For months, the two firms have been fighting in each other in courts of law over different patents. One of Qualcomm’s claims is that Apple stole its proprietary technology enabling communication through wireless means. Nonetheless, the first legal attack was initiated by Apple this January over claims that Qualcomm had provided them with unfair terms for licensing procedures.
This Thursday, November 30th, the component firm initiated a stern response, making its case to the ITC (short for the International Trade Commission in the United States). Qualcomm has filed a request for the ITC to block all models of Apple smartphone that employ the Intel modem in their hardware. Apple has used this modem for certain models provided to particular American carriers since the iPhone 7. A Bloomberg report published earlier this month explains that the case was filed in San Diego in a Californian state court. The suit makes claims that the tech giant gave Intel some of Qualcomm’s proprietary code, written into their confidential products.
In recent legal battles, Apple dismisses Qualcomm’s claims as attempts to overinflate their position in smartphone development, arguing that it was Apple, not Qualcomm, that was able to provide clients with a user-friendly, small smart mobile device.

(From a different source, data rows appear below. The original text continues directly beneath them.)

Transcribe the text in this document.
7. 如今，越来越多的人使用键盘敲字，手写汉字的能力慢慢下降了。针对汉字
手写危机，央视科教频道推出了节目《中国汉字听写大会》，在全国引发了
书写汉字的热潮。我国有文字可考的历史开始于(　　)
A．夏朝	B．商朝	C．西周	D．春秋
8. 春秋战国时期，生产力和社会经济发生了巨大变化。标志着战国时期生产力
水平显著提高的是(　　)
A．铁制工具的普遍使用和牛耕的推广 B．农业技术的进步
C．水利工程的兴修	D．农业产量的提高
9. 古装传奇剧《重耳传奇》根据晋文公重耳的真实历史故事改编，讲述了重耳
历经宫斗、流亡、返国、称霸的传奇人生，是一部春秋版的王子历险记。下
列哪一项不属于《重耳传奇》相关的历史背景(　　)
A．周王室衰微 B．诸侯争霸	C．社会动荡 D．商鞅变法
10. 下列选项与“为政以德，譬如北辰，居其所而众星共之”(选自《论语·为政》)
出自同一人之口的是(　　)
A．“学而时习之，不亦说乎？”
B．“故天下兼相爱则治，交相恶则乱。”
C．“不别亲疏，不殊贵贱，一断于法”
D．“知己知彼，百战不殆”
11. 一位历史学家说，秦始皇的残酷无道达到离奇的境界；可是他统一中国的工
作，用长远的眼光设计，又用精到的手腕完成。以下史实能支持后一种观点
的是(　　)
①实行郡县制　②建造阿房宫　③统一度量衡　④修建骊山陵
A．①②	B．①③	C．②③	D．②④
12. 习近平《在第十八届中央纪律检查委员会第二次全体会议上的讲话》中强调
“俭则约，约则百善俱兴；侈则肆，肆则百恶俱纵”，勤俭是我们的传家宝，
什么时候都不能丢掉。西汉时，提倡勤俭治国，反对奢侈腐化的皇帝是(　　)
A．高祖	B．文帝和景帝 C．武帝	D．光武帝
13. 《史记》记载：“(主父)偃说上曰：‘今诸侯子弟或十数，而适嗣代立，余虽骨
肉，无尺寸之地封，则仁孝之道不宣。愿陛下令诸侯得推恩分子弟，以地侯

Cnet reports Qualcomm’s response explaining that the patenting system was built to “reward innovation”, which it would not be doing in case it let Apple continue selling products running on Intel modems. It would much rather be doing quite the opposite in allowing the tech mammoth to commercialize patent-infringing products.
Apple filed its suit against Qualcomm in January of this year, totaling at $1 billion USD (the equivalent of £0.77 billion GBP). The company also discontinued payments for royalties to Qualcomm over claims that it was requesting payments for hardware that it had no involvement in developing.
A month ago, a Reuter analysis suggested that Qualcomm and Apple would stop their collaboration starting in 2018 on account of their current legal issues.